Museum leaders, however, concerned that they could lose their funding after a few of us denounced the museum’s biases, decided at the last minute to cancel the exhibit.
House Republicans went ahead with the funding cut, only to reinstate it after receiving empty promises to create a more balanced presentation of the facts from Smithsonian Institution Secretary Lonnie Bunch.
Yet, despite Bunch’s assurances, nothing has changed at the museum. If anything, they have doubled down on their commitment to their culturally Marxist depiction of Hispanics in America.
The woke standing exhibit hasn’t been taken down or its content altered. The Museum’s Scholarly Advisory Committee continues to be dominated by activist professors and researchers with expertise in critical race theory and gender and queer theory.
Moreover, the museum last year named as its top curator Tey Marianna Nunn, a Latino studies Ph.D. who seems to embody the current beliefs of the art world that the West should commit ritual cultural suicide.
Nunn is equally at ease discussing “Chicano and Latino art historical and critical theory practice,” “postnational discourse,” how to “decolonize” museums and art, the fate of “Latinx-owned” entities, and decrying how “Anglo transplants” appropriated the culture of her native New Mexico. Not surprisingly, she likes to repeat the ultimate grievance cliché: “We didn’t cross the border; the border crossed us.”
She is known for an infamous 2001 exhibit at Santa Fe’s Museum of International Folk Art that featured a semi-naked rendition of Our Lady of Guadalupe, a religious and cultural icon venerated throughout the Americas.
Rather than the meek Guadalupe of tradition, the Virgin was depicted with bare midriff and legs, sporting a bikini of roses, boxing gloves, and a cloak engraved with the symbols of the Aztec moon goddess “Coyolxauhqui.” The ensemble was held aloft by a saucy, bare-breasted angel.
According to a dissertation on the public scandal that followed, New Mexicans were “up in arms before the exhibit even opened” after they saw the exhibition’s brochure. “Community activists and the Catholic community protested,” demanding the exhibition’s removal, and “from that moment on, protest rallies, prayer vigils, letters, emails, and phone calls infiltrated the historically rich space of New Mexico.”
The exhibition of this atrocity was scheduled for Holy Week, no less.
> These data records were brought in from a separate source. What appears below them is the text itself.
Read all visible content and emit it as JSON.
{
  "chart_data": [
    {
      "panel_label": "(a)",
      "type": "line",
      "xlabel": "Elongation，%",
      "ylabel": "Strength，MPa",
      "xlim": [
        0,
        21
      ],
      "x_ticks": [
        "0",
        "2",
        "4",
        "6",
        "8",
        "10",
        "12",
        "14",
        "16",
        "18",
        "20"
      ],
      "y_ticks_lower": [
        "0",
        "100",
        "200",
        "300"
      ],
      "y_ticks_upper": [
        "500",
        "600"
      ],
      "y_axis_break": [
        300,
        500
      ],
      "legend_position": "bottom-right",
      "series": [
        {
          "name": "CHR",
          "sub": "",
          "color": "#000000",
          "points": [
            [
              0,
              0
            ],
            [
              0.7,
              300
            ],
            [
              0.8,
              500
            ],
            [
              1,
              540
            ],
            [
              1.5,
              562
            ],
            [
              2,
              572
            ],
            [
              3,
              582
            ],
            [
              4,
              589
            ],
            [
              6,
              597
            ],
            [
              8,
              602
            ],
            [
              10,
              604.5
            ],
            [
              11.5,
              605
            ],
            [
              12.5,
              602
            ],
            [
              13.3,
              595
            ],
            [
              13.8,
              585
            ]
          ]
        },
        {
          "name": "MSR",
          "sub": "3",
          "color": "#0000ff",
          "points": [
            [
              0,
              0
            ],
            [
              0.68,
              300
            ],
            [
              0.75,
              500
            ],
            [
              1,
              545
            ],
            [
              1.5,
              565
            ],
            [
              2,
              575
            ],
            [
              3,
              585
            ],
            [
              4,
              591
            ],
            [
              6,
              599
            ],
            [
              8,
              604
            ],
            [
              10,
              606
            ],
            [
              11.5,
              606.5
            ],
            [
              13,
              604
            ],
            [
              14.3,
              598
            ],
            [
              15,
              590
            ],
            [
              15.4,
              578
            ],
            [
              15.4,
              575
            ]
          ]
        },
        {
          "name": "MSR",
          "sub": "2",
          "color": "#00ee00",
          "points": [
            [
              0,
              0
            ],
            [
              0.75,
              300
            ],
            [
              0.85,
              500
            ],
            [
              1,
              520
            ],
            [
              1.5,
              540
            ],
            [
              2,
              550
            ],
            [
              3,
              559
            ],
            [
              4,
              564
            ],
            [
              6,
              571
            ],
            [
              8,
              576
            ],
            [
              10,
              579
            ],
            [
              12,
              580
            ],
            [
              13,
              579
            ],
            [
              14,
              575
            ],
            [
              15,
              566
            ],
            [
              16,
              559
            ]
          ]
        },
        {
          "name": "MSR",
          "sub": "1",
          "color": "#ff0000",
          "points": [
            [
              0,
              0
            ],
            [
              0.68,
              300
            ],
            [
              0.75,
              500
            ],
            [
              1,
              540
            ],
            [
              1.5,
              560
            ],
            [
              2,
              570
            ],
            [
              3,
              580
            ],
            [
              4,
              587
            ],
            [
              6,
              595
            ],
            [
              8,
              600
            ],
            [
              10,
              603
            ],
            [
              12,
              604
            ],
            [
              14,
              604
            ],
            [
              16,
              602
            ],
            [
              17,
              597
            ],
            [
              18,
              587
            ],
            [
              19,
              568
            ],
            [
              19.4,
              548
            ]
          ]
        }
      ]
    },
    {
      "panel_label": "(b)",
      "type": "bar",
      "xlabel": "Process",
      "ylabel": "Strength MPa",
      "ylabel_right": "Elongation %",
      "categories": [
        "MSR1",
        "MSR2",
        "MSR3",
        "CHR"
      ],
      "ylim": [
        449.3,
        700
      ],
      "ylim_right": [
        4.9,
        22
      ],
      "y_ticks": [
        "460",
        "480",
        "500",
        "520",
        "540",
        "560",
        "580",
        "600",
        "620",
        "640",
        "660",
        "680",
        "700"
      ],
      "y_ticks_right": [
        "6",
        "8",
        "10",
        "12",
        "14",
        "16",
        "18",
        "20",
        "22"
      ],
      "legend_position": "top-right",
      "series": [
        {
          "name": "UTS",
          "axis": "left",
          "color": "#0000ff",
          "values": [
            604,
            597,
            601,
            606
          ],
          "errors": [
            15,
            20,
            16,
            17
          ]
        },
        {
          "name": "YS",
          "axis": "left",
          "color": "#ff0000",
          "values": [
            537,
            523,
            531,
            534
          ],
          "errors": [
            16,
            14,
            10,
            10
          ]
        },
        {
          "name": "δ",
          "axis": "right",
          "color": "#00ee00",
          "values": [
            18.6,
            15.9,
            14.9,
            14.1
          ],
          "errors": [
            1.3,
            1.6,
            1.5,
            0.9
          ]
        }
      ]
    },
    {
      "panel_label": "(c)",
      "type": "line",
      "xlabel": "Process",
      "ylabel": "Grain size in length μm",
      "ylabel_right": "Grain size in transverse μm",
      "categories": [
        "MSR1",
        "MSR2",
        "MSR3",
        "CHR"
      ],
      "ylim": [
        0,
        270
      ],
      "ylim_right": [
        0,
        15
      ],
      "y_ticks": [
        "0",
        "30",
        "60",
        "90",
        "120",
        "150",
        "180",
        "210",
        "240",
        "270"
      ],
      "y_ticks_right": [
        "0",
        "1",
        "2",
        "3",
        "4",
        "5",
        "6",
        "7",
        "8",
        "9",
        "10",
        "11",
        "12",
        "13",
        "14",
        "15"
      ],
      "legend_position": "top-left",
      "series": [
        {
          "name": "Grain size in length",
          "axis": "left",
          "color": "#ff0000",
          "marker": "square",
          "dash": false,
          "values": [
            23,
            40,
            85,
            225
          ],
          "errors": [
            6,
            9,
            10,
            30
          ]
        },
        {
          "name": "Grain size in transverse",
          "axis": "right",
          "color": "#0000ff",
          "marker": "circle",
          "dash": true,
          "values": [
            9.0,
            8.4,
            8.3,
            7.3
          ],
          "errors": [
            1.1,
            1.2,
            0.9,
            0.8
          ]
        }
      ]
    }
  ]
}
It led to none other than longtime conservative warrior Pat Buchanan featuring Nunn in his 2001 bestseller “Death of the West”—a book about how the 1960s’ counterculture aims to destroy American and Western culture from within.
It’s not hard to deduce, therefore, that museum directors are intent in continuing a DEI approach in their portrayal of Hispanic history and culture.
The Trump administration should therefore ensure that Congress puts a halt to the further development of the museum. No new funding should be appropriated for it, and Congress should hold off authorizing a site for it on the National Mall. The ultimate goal should be to rescind the original authorization of the museum.
If that’s not done, the museum will continue to further divide society and “otherize” an amorphous group many of whose members have now voted for Trump and want to be treated like everyone else.
We do not need a Smithsonian Museum that sets out to instill grievances, a “postnational” outlook, or teaches Hispanics—a very diverse groups of people—that their heritage is being appropriated by grasping “Anglos.”
To spend money we don’t have on making one-fifth of the population sullen and resentful would indeed contribute to the death of the West and the American experiment.
Alfonso Aguilar is director of Hispanic engagement at the American Principles Project. Mike Gonzalez is the Angeles T. Arredondo E Pluribus Unum senior fellow at The Heritage Foundation.